Alors que sortait son 6e album, Pas plus le jour que la nuit, d’aucuns se sont inquiétés du moral d’Alex Beaupain. Ceci étant, depuis son premier opus, Garçon d’honneur (2005), le chanteur français a la mélancolie chevillée au corps. En 2000, alors qu’il est en boîte de nuit avec sa fiancée, qu’il fréquente depuis 10 ans, celle-ci s’effondre, victime d’une crise cardiaque. Le film Les Chansons d’amour de Christophe Honoré - dont Beaupain a écrit nombre de ses BO - s’inspire de ce drame.

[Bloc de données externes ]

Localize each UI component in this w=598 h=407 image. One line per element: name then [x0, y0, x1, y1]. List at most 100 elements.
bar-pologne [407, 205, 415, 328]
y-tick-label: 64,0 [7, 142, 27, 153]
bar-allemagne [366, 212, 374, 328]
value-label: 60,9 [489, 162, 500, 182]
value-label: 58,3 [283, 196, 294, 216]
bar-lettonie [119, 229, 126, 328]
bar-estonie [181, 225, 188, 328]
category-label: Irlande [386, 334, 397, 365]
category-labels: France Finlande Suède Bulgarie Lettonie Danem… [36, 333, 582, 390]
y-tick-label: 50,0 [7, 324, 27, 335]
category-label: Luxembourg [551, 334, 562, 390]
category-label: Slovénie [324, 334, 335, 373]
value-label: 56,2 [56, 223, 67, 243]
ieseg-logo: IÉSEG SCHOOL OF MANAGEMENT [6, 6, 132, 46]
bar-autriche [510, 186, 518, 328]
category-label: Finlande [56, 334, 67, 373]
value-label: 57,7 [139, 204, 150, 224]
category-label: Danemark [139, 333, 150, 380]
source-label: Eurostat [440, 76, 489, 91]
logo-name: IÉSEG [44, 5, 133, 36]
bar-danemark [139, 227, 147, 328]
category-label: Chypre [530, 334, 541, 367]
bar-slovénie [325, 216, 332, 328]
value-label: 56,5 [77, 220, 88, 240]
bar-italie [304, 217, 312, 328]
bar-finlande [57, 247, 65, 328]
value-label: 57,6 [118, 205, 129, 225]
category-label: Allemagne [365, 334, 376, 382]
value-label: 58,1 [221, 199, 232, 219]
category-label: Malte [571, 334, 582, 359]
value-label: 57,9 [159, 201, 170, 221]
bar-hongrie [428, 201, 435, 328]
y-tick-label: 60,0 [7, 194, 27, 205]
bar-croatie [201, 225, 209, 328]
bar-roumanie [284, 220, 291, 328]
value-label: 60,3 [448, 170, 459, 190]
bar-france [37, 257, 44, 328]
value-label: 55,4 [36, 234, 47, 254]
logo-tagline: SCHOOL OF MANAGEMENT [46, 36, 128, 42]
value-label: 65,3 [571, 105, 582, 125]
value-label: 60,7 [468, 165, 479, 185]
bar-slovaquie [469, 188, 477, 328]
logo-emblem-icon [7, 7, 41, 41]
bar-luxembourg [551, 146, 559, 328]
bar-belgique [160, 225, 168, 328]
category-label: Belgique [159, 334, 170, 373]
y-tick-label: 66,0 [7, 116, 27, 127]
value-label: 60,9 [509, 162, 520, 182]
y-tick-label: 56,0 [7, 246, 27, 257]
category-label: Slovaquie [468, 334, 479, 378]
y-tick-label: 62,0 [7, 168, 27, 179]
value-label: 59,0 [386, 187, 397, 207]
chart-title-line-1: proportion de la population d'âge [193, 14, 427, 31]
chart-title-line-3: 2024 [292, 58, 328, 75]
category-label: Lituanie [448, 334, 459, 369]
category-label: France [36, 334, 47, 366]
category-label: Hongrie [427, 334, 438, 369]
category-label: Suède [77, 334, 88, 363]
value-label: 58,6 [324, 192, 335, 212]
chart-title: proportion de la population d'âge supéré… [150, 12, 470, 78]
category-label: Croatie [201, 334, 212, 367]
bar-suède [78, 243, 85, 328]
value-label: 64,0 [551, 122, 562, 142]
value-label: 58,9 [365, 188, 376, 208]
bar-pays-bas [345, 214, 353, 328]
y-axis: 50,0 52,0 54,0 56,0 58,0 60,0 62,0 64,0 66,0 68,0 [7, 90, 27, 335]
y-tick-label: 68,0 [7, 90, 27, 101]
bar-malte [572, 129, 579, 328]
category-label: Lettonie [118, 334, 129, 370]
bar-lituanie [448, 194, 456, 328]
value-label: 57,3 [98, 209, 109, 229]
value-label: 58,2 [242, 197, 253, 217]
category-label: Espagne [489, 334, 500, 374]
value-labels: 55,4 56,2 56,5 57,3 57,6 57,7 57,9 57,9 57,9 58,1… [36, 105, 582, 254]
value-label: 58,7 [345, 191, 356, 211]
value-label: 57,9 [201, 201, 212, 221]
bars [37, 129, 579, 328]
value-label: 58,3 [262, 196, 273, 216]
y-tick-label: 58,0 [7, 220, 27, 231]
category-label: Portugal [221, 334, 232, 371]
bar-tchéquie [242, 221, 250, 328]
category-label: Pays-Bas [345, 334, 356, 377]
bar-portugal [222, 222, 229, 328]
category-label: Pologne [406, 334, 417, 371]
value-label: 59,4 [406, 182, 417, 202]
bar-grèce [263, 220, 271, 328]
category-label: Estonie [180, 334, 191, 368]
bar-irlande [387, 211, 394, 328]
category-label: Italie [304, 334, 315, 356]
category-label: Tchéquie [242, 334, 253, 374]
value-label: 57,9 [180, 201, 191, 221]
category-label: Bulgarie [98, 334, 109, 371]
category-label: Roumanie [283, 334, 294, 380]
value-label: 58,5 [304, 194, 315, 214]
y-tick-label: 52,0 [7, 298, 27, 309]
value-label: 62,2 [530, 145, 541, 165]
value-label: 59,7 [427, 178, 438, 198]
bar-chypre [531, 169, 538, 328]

Même si l’intéressé se décrit comme "un garçon plutôt joyeux" , précisant qu’il lui arrive "d’être heureux dans la vie", l’on se doit de reconnaître que le nouveau disque d’Alex Beaupain est plus sombre que les précédents. C’est que l’auteur-compositeur-interprète ne s’est plus confiné à la géographie intime des sentiments et aux soubresauts de son cœur ("Tout le contraire de toi", déchirante chanson de rupture), mais a élargi son horizon en écrivant des textes qui parlent du monde tel qu’il tourne - mal ("Les Sirènes", "Orlando", "Poussière lente").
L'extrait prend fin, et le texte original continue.